46Veja-se como D. Duarte coloca em sequência a questão do conteúdo das liberdades eclesiásticas e esta proclamação do seu dever de correcção sobre os maus clérigos. Esses clérigos são aqueles que se deixam vencer pela tibieza e que aspiram a “riquezas, honras, reverências, liberdades”, isenção da justiça secular ou do serviço na guerra – a parte agradável do seu estado – mas fogem da oração, dos serviços divinos, do ensino e do cuidado pelos outros, da administração dos sacramentos, dando mau exemplo com o escândalo da sua má vida. E. Duarte continua: “contra os quais diz Santo Agostinho que se querem alegrar com os santos, e as tribulações não querem suportar com eles”37.
- 38 Citemos o caso próximo de Castela, estudado por NIETO SORIA, José Manuel, Iglesia…
47Dissemos que as relações entre o rei e o clero no Portugal medieval não foram isentas de conflitos, e é certo, como, aliás, sucedeu por toda a cristandade38. Todavia, daquilo que ficou escrito não podem também outros incautos deduzir constantes conflitos.

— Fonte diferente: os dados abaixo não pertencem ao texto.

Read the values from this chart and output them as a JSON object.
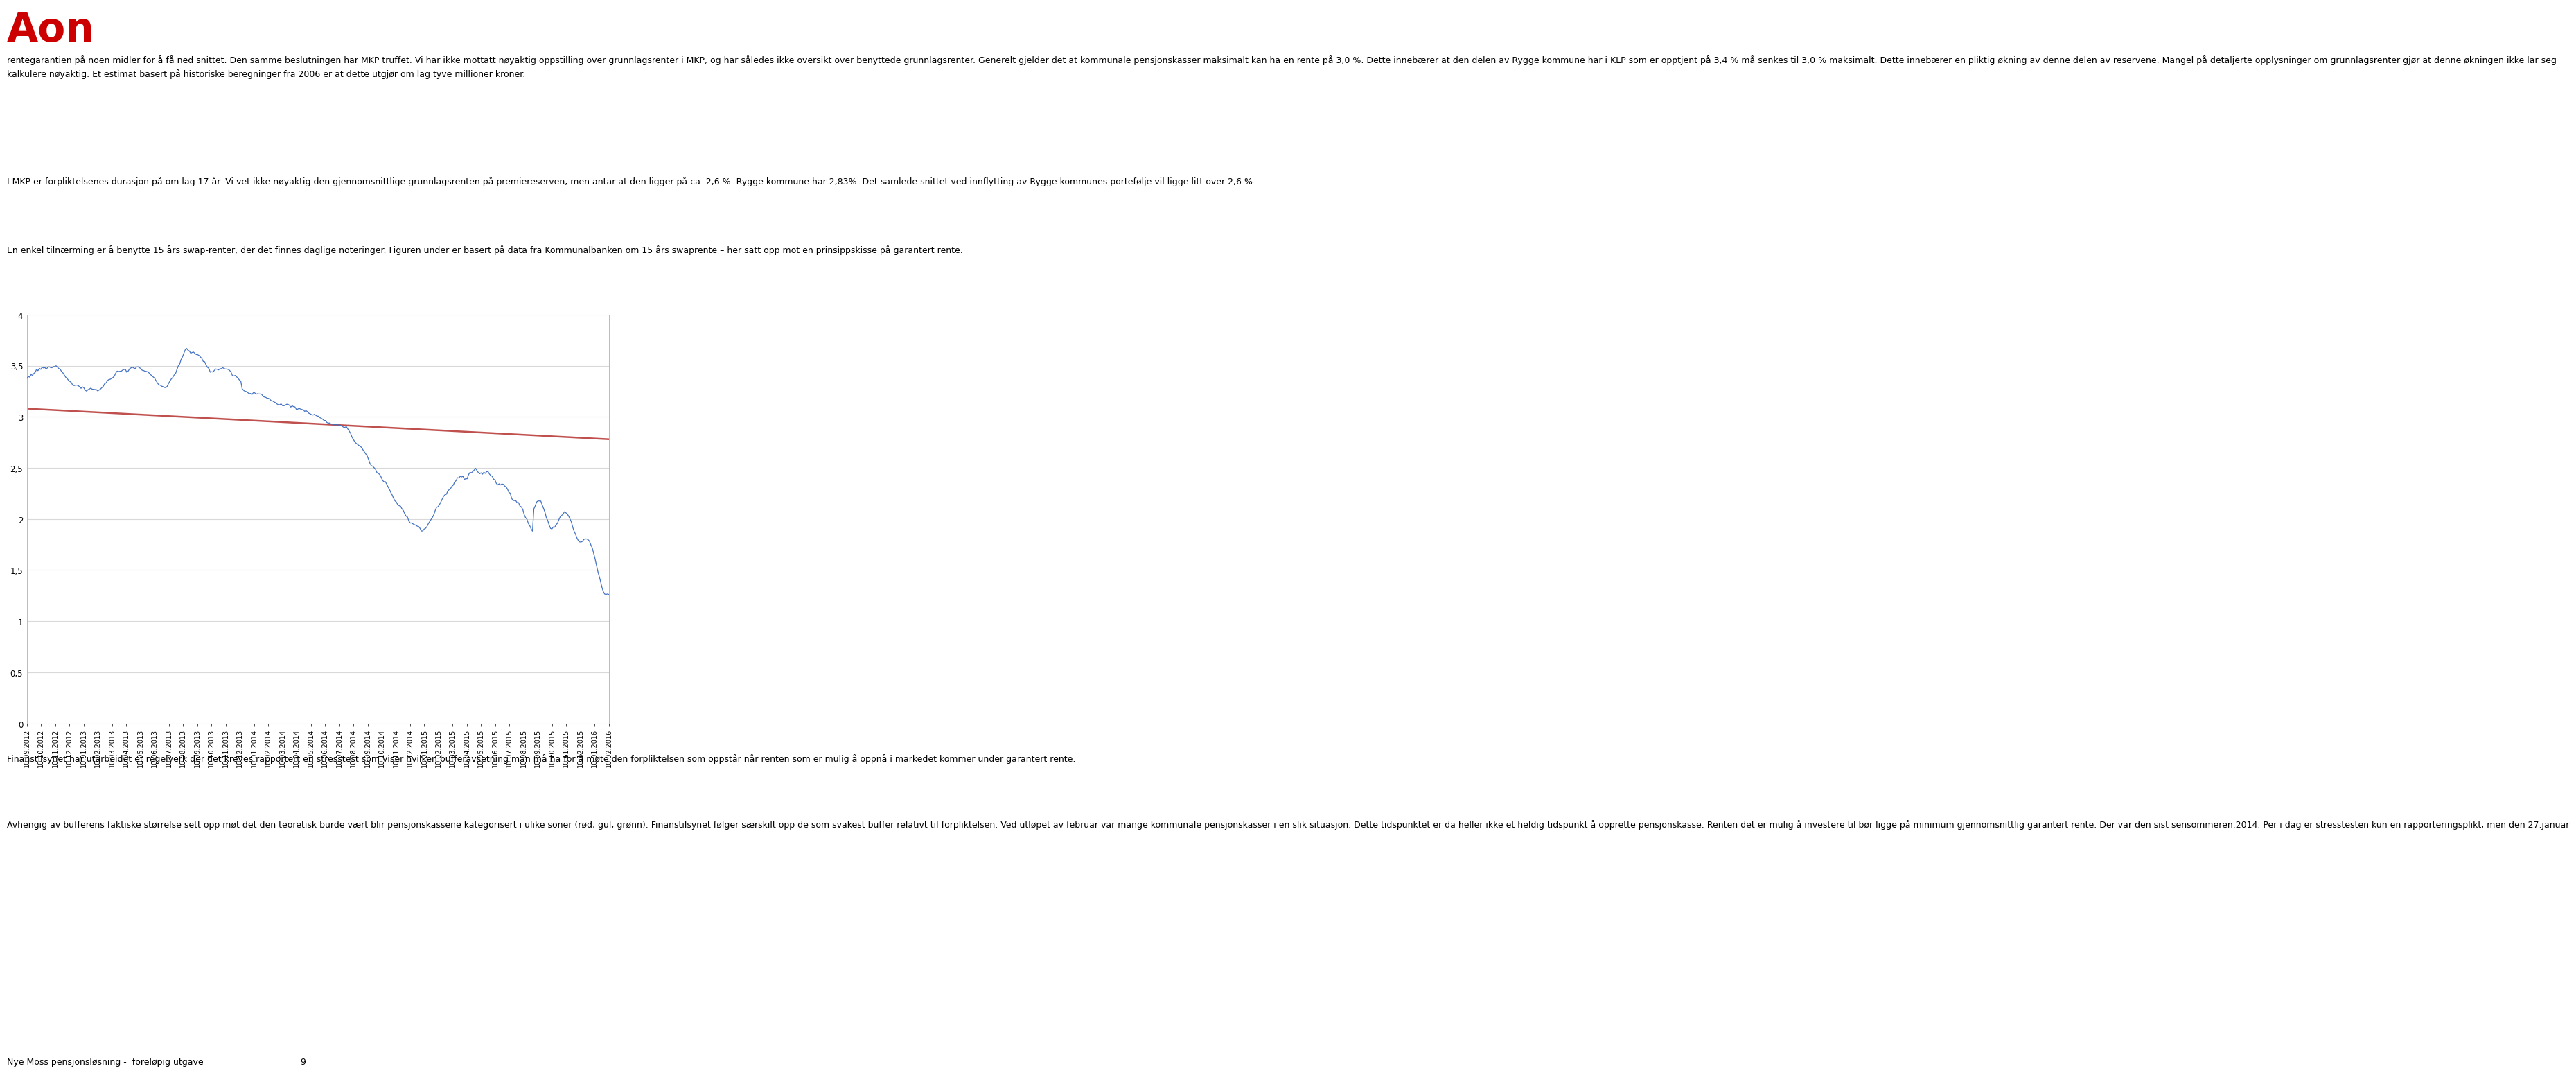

As leis jacobinas são um entre muitos episódios de um tema tão caro aos estudiosos do pensamento político: a tensão e o ajuste entre a autoridade espiritual e o poder temporal. Desse processo sairá a possível definição de fronteiras entre ambos, característica dos estados modernos do ocidente.
Notas de edição
48Como acima ficou dito, transcreve-se aqui a carta testemunhável contendo as leis jacobinas, recolhida no Livro I de Cortes existente no Arquivo Histórico Municipal de Lisboa. Este documento constitui um caderno com autonomia dentro do Livro, composto por seis fólios em pergaminho medindo 385x285mm. O pergaminho é de boa qualidade, como convinha para tão importante conteúdo. Todo o documento está em muito bom estado, não apresentando lacunas de suporte ou qualquer mancha relevante.
- 39 HOMEM, Armando Luís de Carvalho, O Desembargo Régio..., p. 386.
- 40 NUNES, Eduardo, Album de Paleografia Portuguesa, Vol. I, 1969, p. 12. O A. coloca a hipótese de est (...)
49Da responsabilidade de Vasco Esteves, bacharel em leis e chanceler-mor39, a carta testemunhável foi executada pelo escrivão em caligrafia cursiva bem regular, aparentada aos cursivos franceses (“lettre bâtarde”) e à qual Eduardo Borges Nunes chama “letra joanina”40. A caligrafia, se não solene, é bem cuidada, com recurso a capitulares destacadas com aditamentos cursivos. A mancha do texto está bem distribuída na página e os capítulos encontram-se bem destacados.
50São devidos alguns esclarecimentos sobre os critérios de transcrição adoptados. Usamos as regras enunciadas por Eduardo Borges Nunes na sua edição das Ordenações del-Rei Dom Duarte, com algumas excepções de modo a conferir maior clareza ao texto, destinado prioritariamente aos alunos: modernização da pontuação e do uso das maiúsculas e minúsculas, actualização das funções dos “u” e “v” e dos “i” e “j”, assim como do uso da cedilha, eliminação das consoantes duplas iniciais, introdução de apóstrofos para substituir as elisões de grafemas, eliminação de repetições, correcção de pequenos erros de escrita e introdução, entre parêntesis rectos, do número de ordem dos parágrafos.
- 41 No treslado de Lisboa é a seguinte a sequência das leis: no fl. 93, da 5ª à 8ª (parte); no fl. 93v, (...)
- 42 COSTA, António Domingues de Sousa, o c., p. 526.
51A sequência da numeração dos fólios do treslado em presença não corresponde à sequência da numeração das leis41, pelo que aplicamos a ordem pela qual surgem nos códices da Biblioteca Apostólica Vaticana. De notar que este treslado não contém as 1ª, 2ª, 3ª e 4ª leis. Recorremos, por isso, ao respectivo resumo feito por Sousa Costa42.